为什么该程序的空间复杂度为O（h）？ 其中h是btree的高度

Question

So this program determines the symmetry of a btree. What is confusing me is that checkSymmetric is called twice in the same line. So wouldnt that mean we have to add two new stack frames to our callstack for each call to checkSymmetric? If thats the case shouldnt we have O(2^h) space complexity?
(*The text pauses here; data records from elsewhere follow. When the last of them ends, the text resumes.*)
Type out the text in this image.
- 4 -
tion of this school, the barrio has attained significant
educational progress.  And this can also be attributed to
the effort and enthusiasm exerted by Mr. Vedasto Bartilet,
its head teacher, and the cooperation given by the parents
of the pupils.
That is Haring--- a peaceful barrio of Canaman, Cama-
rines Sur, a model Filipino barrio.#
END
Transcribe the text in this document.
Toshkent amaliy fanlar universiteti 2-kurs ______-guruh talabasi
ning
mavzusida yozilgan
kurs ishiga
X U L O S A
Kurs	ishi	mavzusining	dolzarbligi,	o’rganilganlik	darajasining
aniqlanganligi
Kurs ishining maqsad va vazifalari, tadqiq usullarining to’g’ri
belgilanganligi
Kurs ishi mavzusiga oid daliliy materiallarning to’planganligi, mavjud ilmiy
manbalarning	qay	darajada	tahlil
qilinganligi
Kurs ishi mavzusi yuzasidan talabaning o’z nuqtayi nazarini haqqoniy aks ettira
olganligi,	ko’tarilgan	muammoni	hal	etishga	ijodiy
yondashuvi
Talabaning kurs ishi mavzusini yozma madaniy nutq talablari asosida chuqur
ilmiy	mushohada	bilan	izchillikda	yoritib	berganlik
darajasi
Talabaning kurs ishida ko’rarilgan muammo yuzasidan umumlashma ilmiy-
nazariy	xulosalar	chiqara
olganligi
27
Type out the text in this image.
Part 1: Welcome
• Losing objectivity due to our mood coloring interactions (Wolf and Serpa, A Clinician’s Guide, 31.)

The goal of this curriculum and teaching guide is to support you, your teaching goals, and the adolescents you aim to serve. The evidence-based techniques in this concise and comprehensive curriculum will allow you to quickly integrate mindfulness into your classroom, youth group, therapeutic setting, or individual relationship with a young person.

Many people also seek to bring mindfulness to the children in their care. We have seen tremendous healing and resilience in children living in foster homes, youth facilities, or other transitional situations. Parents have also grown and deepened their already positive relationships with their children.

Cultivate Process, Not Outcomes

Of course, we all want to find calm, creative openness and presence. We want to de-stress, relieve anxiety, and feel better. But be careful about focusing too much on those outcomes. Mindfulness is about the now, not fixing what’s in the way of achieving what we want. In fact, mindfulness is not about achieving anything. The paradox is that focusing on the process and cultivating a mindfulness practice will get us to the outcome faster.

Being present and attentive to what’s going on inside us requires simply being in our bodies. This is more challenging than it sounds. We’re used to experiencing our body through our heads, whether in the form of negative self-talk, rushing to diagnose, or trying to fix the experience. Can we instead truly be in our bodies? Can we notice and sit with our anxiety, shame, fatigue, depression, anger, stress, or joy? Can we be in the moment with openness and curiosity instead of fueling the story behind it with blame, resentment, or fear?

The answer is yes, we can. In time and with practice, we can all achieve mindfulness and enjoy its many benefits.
public static boolean isSymmetric(BinaryTreeNode<Integer> tree) {
return tree == null || checkSymmetric(tree.left, tree.right);
}

private static boolean checkSymmetric(BinaryTreeNode<Integer> subtree0,
                                    BinaryTreeNode<Integer> subtree1) {
if (subtree0 == null && subtree1 == null) {
  return true;
} else if (subtree0 != null && subtree1 != null) {
  return subtree0.data == subtree1.data
      && checkSymmetric(subtree0.left, subtree1.right)
      && checkSymmetric(subtree0.right, subtree1.left);
}
// One subtree is empty, and the other is not.
return false;
}

Answer 1

Note that we'll help, but we won't actually do your homework for you.
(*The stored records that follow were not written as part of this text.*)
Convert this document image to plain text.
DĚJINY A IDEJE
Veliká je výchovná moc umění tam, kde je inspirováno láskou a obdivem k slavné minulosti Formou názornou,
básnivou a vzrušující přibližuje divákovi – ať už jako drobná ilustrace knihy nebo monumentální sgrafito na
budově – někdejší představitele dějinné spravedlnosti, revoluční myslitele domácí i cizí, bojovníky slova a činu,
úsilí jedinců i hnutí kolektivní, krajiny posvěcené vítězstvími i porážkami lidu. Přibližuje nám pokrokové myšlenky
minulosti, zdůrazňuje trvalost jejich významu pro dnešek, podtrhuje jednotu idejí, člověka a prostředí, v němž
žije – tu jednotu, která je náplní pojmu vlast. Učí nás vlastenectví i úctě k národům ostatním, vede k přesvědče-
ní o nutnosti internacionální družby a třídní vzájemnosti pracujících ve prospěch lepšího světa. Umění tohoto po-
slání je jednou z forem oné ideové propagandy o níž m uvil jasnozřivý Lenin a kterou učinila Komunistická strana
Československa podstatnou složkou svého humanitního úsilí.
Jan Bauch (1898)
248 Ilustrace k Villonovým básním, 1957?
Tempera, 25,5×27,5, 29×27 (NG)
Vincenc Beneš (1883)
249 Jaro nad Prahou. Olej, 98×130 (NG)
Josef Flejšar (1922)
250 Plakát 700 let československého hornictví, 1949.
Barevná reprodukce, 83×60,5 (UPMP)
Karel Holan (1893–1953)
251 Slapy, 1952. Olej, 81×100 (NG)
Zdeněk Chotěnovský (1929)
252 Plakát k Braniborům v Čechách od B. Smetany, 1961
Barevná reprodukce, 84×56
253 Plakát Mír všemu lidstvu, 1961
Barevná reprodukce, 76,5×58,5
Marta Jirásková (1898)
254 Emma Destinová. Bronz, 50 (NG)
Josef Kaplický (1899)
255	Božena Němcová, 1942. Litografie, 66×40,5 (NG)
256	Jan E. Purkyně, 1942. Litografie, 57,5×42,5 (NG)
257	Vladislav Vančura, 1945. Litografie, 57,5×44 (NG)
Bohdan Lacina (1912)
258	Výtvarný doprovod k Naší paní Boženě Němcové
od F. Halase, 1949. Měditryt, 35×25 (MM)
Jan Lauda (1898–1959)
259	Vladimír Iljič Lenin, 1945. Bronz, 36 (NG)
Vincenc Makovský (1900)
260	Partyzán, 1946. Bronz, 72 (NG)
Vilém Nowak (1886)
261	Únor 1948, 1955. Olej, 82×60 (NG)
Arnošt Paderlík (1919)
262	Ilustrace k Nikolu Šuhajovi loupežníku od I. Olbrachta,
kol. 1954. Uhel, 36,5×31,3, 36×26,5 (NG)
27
What is confusing me is that checkSymmetric is called twice in the same line. So wouldnt that mean we have to add two new stack frames to our callstack for each call to checkSymmetric?

No, because the two calls are sequential, not parallel. All resources scoped to the execution of one call are, by definition, released before the second call -- they are not all held at the same time. That certainly includes all the stack frames involved.

If thats the case shouldnt we have O(2^h) space complexity?

It is not the case, so what does that tell you about the space complexity?